The water cooling of a conceptual hypersonic transport system's wing leading edges is being investigated for the European Union's €7.3 million ($10.93 million) Future High-Altitude High-Speed Transport (Fast) 20XX programme, expected to start early in 2010.
The transport system is German aerospace centre DLR's liquid oxygen/liquid hydrogen-propelled Spaceliner concept. It has two stages, an unmanned booster first stage and an orbiter with 50 passengers.
Designed for civil transport, the Spaceliner has been a vision vehicle around which DLR has conducted technology studies.

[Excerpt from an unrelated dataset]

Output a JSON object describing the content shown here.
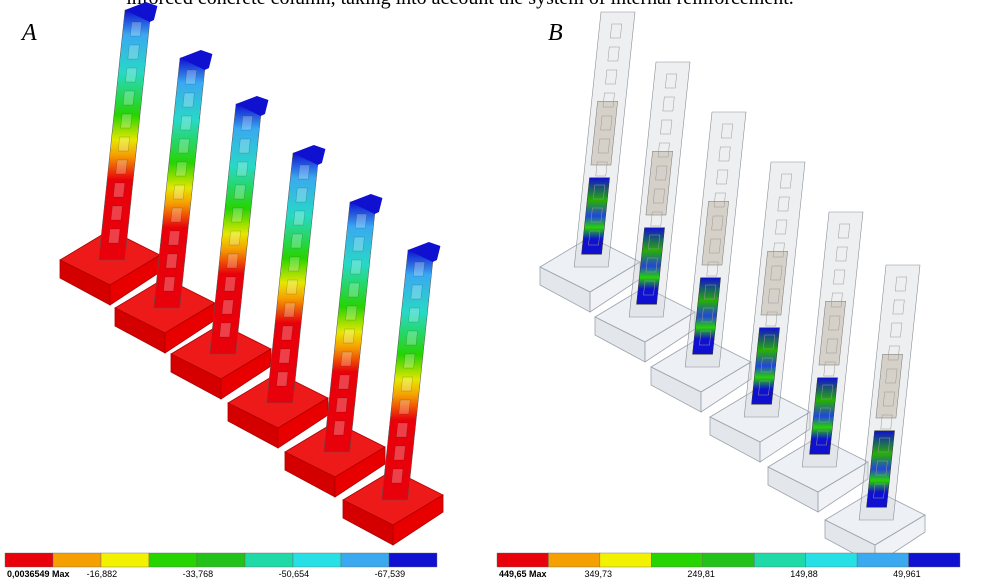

An orbiter sub-scale wing leading edge section made of carbonfibre-reinforced carbon (known as carbon-carbon and developed for use in the nose cones of intercontinental ballistic missiles, as well as Space Shuttle leading edges) will be water cooled. In theory the temperature of the orbiter's wing leading edges could reach up to 2,500 Kelvin (2,227°C).
"With water you can use small amounts because it takes so much energy for a phase state change [from liquid to gas]. The leading edge will cool to the temperature of the boiling water and natural capillary action will constantly draw the fluid through the material to the surface at the rate we need," says DLR space launcher systems analysis group research engineer Arnold Van Foreest.
While carbon carbon is not naturally porous to enable the capillary action, Van Foreest says there are manufacturing processes that can produce the porosity needed.
He adds that preliminary avionics and propellant management design would also be carried out under Fast 20XX and Italy's aerospace research agency CIRA is to conduct orbiter boundary layer transition research.
The beginning of Fast 20XX has been delayed since May due to a protracted process of partner company validation by the European Commission.